The group said its regional business model had helped it rise above a highly competitive marketplace to deliver a record turnover.
The Elgin and Stirling-headquartered group, which is nearing the end of a five-year growth plan, said the model had allowed it to stretch as far south as Yorkshire and the East Midlands.
For the year ended April 3, 2015, Robertson increased staff numbers across its 18 separate businesses to just over 1,700 people, up 15%. Revenues went up at the group’s housebuilding, facilities management and timber engineering divisions – and its order book has never been healthier, at a value of £1.7billion.
But the company still saw its pre-tax profits nosedive to £11.77million from £34.6million for the period, despite posting a turnover of £288million, up 14% year-on-year.
Mr Robertson said profits were swollen last year after the group released investments it had been holding as part of a change in its finance strategy, motivated by challenges in the banking industry following the recession.
Income from construction was up 12% to £217.6million, contributing more than any other of Robertson’s operations.
Mr Robertson said: “These results are testament to the work the group has undertaken in the last five years.
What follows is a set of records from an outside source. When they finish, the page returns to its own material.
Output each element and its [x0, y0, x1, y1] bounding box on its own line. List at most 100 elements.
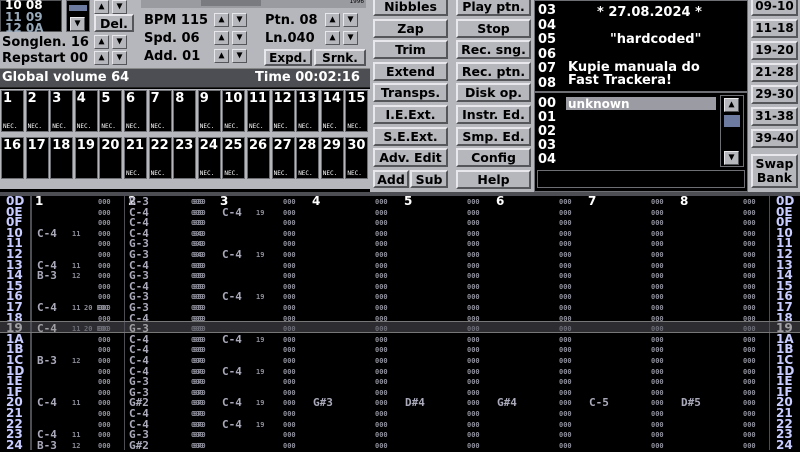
channel-cell-25[interactable]: 25 NEC. — [222, 137, 246, 179]
instrument-number-03[interactable]: 03 — [538, 139, 556, 153]
tempo-slider-knob[interactable] — [201, 0, 261, 6]
channel-cell-22[interactable]: 22 NEC. — [148, 137, 172, 179]
channel-cell-1[interactable]: 1 NEC. — [1, 90, 24, 132]
instrument-number-04[interactable]: 04 — [538, 153, 556, 167]
channel-cell-27[interactable]: 27 NEC. — [271, 137, 295, 179]
tempo-slider[interactable]: 1996 — [141, 0, 366, 8]
btn-config[interactable]: Config — [456, 148, 531, 168]
volume-cell: 000 — [651, 378, 664, 387]
channel-cell-29[interactable]: 29 NEC. — [320, 137, 344, 179]
bpm-up-icon[interactable]: ▲ — [214, 13, 229, 27]
channel-cell-9[interactable]: 9 NEC. — [197, 90, 221, 132]
bank-button-29-30[interactable]: 29-30 — [751, 85, 798, 104]
note-cell: D#4 — [405, 396, 425, 410]
bank-button-21-28[interactable]: 21-28 — [751, 63, 798, 82]
bank-button-09-10[interactable]: 09-10 — [751, 0, 798, 16]
bpm-down-icon[interactable]: ▼ — [232, 13, 247, 27]
channel-cell-21[interactable]: 21 NEC. — [124, 137, 147, 179]
ln-label: Ln.040 — [265, 31, 315, 46]
btn-disk-op-[interactable]: Disk op. — [456, 83, 531, 103]
ln-up-icon[interactable]: ▲ — [325, 31, 340, 45]
channel-cell-20[interactable]: 20 — [99, 137, 123, 179]
add-button[interactable]: Add — [373, 170, 409, 188]
channel-cell-5[interactable]: 5 NEC. — [99, 90, 123, 132]
pos-up-icon[interactable]: ▲ — [94, 0, 109, 14]
repstart-down-icon[interactable]: ▼ — [112, 51, 127, 65]
pos-down-icon[interactable]: ▼ — [112, 0, 127, 14]
spd-down-icon[interactable]: ▼ — [232, 31, 247, 45]
sub-button[interactable]: Sub — [410, 170, 448, 188]
songlen-up-icon[interactable]: ▲ — [94, 35, 109, 49]
scroll-down-icon[interactable]: ▼ — [70, 17, 85, 31]
songlen-down-icon[interactable]: ▼ — [112, 35, 127, 49]
bank-button-11-18[interactable]: 11-18 — [751, 19, 798, 38]
channel-cell-23[interactable]: 23 — [173, 137, 197, 179]
btn-s-e-ext-[interactable]: S.E.Ext. — [373, 126, 448, 146]
channel-cell-2[interactable]: 2 NEC. — [25, 90, 49, 132]
volume-cell: 000 — [283, 378, 296, 387]
channel-cell-28[interactable]: 28 NEC. — [296, 137, 320, 179]
channel-cell-19[interactable]: 19 — [74, 137, 98, 179]
bank-button-19-20[interactable]: 19-20 — [751, 41, 798, 60]
volume-cell: 000 — [375, 346, 388, 355]
position-list[interactable]: 10 08 11 09 12 0A — [0, 0, 62, 35]
channel-cell-16[interactable]: 16 — [1, 137, 24, 179]
channel-cell-26[interactable]: 26 — [247, 137, 270, 179]
ln-down-icon[interactable]: ▼ — [343, 31, 358, 45]
channel-cell-17[interactable]: 17 — [25, 137, 49, 179]
channel-cell-4[interactable]: 4 NEC. — [74, 90, 98, 132]
channel-cell-11[interactable]: 11 NEC. — [247, 90, 270, 132]
btn-rec-sng-[interactable]: Rec. sng. — [456, 40, 531, 60]
del-button[interactable]: Del. — [94, 14, 134, 32]
spd-up-icon[interactable]: ▲ — [214, 31, 229, 45]
btn-stop[interactable]: Stop — [456, 18, 531, 38]
expd-button[interactable]: Expd. — [264, 49, 312, 66]
volume-cell: 000 — [559, 240, 572, 249]
channel-cell-13[interactable]: 13 NEC. — [296, 90, 320, 132]
channel-cell-7[interactable]: 7 NEC. — [148, 90, 172, 132]
ptn-down-icon[interactable]: ▼ — [343, 13, 358, 27]
srnk-button[interactable]: Srnk. — [314, 49, 366, 66]
btn-smp-ed-[interactable]: Smp. Ed. — [456, 126, 531, 146]
repstart-up-icon[interactable]: ▲ — [94, 51, 109, 65]
instrument-cell: 11 — [72, 399, 81, 408]
btn-help[interactable]: Help — [456, 169, 531, 189]
channel-cell-30[interactable]: 30 NEC. — [345, 137, 369, 179]
inst-scroll-thumb[interactable] — [724, 115, 740, 127]
inst-scroll-down-icon[interactable]: ▼ — [724, 151, 739, 165]
instrument-number-00[interactable]: 00 — [538, 97, 556, 111]
instrument-number-01[interactable]: 01 — [538, 111, 556, 125]
channel-cell-18[interactable]: 18 — [50, 137, 74, 179]
btn-trim[interactable]: Trim — [373, 40, 448, 60]
swap-bank-button[interactable]: Swap Bank — [751, 154, 798, 188]
btn-nibbles[interactable]: Nibbles — [373, 0, 448, 16]
channel-cell-14[interactable]: 14 NEC. — [320, 90, 344, 132]
sample-name-field[interactable] — [537, 170, 745, 188]
channel-cell-10[interactable]: 10 NEC. — [222, 90, 246, 132]
btn-zap[interactable]: Zap — [373, 18, 448, 38]
channel-cell-6[interactable]: 6 NEC. — [124, 90, 147, 132]
position-scrollbar[interactable]: ▼ — [66, 0, 90, 32]
add-down-icon[interactable]: ▼ — [232, 49, 247, 63]
add-up-icon[interactable]: ▲ — [214, 49, 229, 63]
instrument-name[interactable]: unknown — [568, 97, 629, 111]
inst-scroll-up-icon[interactable]: ▲ — [724, 98, 739, 112]
ptn-up-icon[interactable]: ▲ — [325, 13, 340, 27]
btn-adv-edit[interactable]: Adv. Edit — [373, 148, 448, 168]
btn-play-ptn-[interactable]: Play ptn. — [456, 0, 531, 16]
btn-transps-[interactable]: Transps. — [373, 83, 448, 103]
bank-button-31-38[interactable]: 31-38 — [751, 107, 798, 126]
btn-instr-ed-[interactable]: Instr. Ed. — [456, 105, 531, 124]
bank-button-39-40[interactable]: 39-40 — [751, 129, 798, 148]
btn-i-e-ext-[interactable]: I.E.Ext. — [373, 105, 448, 124]
channel-cell-8[interactable]: 8 — [173, 90, 197, 132]
instrument-scrollbar[interactable]: ▲ ▼ — [720, 95, 744, 167]
scroll-thumb[interactable] — [69, 5, 87, 11]
channel-cell-24[interactable]: 24 NEC. — [197, 137, 221, 179]
btn-extend[interactable]: Extend — [373, 61, 448, 81]
instrument-number-02[interactable]: 02 — [538, 125, 556, 139]
channel-cell-15[interactable]: 15 NEC. — [345, 90, 369, 132]
channel-cell-3[interactable]: 3 NEC. — [50, 90, 74, 132]
channel-cell-12[interactable]: 12 NEC. — [271, 90, 295, 132]
btn-rec-ptn-[interactable]: Rec. ptn. — [456, 61, 531, 81]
I believe our regional business model has been our strength in recent times.”
Over the course of the growth plan, which began in 2011, the group has created seven new businesses and added hundreds of new employees to its workforce.
Mr Robertson said each of the group’s businesses are now turning a profit.
The group’s joint venture regeneration company, Urban Union, has been involved in the development of hundreds of social and private homes in Glasgow and Edinburgh.
Mr Robertson said the group recently missed out on a social housing project in Aberdeen, but is ready to bid for more work in the region.